Saturday, 16 August 2008

This Is What Happens...

...when you forget that Liturgy is the official worship of the Church, and is given to us by God. It is not something we "do" for God, it all comes from Him.

There are rubrics for a reason. The Mass is the supreme prayer: adoration, contrition, thanksgiving, supplication, and this is offered on our behalf by Christ. He is the mediator through whom our prayer becomes acceptable. The priest is in persona Christi.

At least, that's what should happen.

And when you forget that, when you think that Liturgy is really what makes us feel good, inducing soft, warm fuzzies in everyone, then you get this sort of cringe-making spectacle... men in pyjamas walking through the congregation with large incense-filled woks held aloft, (whom, exactly, are they incensing, and why?) and women in tight tops and flowing skirts doing "meaningful" stretching exercises for no discernible reason. There also seems to be a great deal of unexplained banner waving... at one point I thought they were waving giant feathers, and I wondered what sort of hormones they'd been feeding the chickens...



Twitch of the mantilla to Fr. Ray Blake... when I stop feeling queasy, I might be able to forgive him.

9 comments:

George said...

Oh, it's Mahoney again! At least we are safe from him in the UK, but alas we have our own heirarchical problems. What the point of all this stupid so-called 'liturgy' is - is just way beyond me. personally I think it is diabolically driven as it does everything to focus attention on 'we the people' and away from God our Creator.

And the more creative we the people are, the more we congratulate each other on a liturgy well done! Then in with the back slapping, pew jumping, hand shaking, kissing and hugging signs of peace that go on for half an hour..... oh the consecration??? what's that all about???? Yikes, when will this new age non-sense stop?.

In with the Latin Traddies and out with the Liberal, Lefty, Cafeteria Crazies.

gemoftheocean said...

Something about this makes you want to grab a cigarette lighter, hold it up and light the flame and sway back and forth.

A few years back I attended some conference in San Diego. While our bishop is not this egregiously bad, he congratulates himself on being "inclusive."

It took FOREVER for the gifts to be brought up...by each and every ethnic group....except, for people descended from *white* ethnic groups who'd integrated decades ago. But our boy Brom sat there with a stupid "ain't I just wunnerful for being so inclusive?" Shall we say there were no German-Americans, Franco-Americans, English-Americans "groups." But he probably didn't even notice. But quite a number of us commented on it privately afterwards.

Kris said...

Ugh! I saw this over at Curt Jester. What's even sadder is I live in this diocese! :(

Mark said...

EXCOMMUNICATE them!! ;-p

Richard said...

"There also seems to be a great deal of unexplained banner waving... at one point I thought they were waving giant feathers"

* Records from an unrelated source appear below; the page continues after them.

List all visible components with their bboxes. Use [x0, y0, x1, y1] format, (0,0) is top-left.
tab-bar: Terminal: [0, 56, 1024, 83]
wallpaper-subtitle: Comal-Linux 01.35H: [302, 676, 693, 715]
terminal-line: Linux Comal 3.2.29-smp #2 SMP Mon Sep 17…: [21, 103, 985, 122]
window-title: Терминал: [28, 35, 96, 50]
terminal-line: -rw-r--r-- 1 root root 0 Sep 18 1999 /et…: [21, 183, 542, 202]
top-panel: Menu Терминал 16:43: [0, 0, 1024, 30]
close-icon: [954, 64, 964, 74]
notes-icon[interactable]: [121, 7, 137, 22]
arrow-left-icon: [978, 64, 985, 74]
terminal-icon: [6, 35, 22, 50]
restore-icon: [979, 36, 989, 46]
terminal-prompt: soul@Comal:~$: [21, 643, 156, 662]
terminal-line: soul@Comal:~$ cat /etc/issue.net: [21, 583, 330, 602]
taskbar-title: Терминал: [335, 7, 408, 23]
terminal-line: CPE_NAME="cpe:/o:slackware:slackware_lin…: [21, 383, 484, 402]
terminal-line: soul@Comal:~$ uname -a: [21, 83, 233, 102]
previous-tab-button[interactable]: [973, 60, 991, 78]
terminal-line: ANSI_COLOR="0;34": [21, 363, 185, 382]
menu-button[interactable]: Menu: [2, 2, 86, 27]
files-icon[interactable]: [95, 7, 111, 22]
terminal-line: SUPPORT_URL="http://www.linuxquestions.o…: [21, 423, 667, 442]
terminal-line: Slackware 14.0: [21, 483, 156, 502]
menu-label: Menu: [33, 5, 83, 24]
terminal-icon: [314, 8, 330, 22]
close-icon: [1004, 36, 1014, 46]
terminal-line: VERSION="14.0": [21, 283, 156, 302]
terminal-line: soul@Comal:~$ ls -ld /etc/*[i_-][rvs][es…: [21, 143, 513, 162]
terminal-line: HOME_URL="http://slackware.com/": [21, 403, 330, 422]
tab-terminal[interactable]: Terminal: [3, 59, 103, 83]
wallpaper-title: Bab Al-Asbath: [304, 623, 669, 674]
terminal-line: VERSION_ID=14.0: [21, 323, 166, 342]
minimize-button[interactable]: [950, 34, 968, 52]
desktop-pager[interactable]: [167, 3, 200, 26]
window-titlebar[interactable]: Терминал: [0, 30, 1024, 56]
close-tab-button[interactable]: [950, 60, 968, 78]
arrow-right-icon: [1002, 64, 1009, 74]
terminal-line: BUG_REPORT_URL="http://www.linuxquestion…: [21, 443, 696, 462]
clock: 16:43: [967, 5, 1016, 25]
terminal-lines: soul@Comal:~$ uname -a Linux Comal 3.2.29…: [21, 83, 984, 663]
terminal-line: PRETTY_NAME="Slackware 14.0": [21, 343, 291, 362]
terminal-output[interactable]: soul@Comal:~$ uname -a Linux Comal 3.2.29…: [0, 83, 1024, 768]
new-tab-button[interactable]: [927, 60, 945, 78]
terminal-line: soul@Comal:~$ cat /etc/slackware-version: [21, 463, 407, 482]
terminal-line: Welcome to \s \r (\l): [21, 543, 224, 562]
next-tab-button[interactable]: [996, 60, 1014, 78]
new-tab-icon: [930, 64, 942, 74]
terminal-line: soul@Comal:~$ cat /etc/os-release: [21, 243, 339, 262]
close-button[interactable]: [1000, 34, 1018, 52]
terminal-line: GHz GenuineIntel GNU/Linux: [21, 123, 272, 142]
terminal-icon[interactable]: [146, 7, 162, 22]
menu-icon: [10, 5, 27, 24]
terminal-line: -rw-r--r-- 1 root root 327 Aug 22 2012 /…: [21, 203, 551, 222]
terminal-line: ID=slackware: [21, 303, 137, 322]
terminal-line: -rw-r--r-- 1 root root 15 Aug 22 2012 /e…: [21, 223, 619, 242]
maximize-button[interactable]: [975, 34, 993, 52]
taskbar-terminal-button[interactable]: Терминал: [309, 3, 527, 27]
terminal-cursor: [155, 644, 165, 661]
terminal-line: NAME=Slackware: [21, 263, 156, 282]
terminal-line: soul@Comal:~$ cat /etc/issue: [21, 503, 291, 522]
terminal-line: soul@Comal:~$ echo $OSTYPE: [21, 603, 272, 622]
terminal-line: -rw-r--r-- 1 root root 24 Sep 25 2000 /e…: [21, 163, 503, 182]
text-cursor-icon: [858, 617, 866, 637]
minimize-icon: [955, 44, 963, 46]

No, no - they're flabella; they're uber-traddy!

See the 1917 Catholic Encyclopedia:
http://www.newadvent.org/cathen/06089a.htm
"a flabellum, in the shape of a fan, was used as a mark of honour for bishops and princes. Two fans of this kind are used at the Vatican whenever the pope is carried in state on the sedia gestatoria to or from the altar or audience-chamber."

As a Prince of the Church, he's entitled to them.

Mac McLernon said...

Flabella???!!

Ok, I'll take your word for it... They still look like overgrown chicken feathers to me...

And it's interesting that, if the Pope has two fans, then Cardinal Mahoney went one better, and had three (they're only visible near the beginning, but there are definitely three...)

Mark said...

But the flabella doesn't look like those!

Adrienne said...

I never saw a flabella like that. Don't kid yourself - they're giant chicken feathers. LOL

Elizabeth said...

Is this Mass or are we watching Jesus Christ Superstar on stage?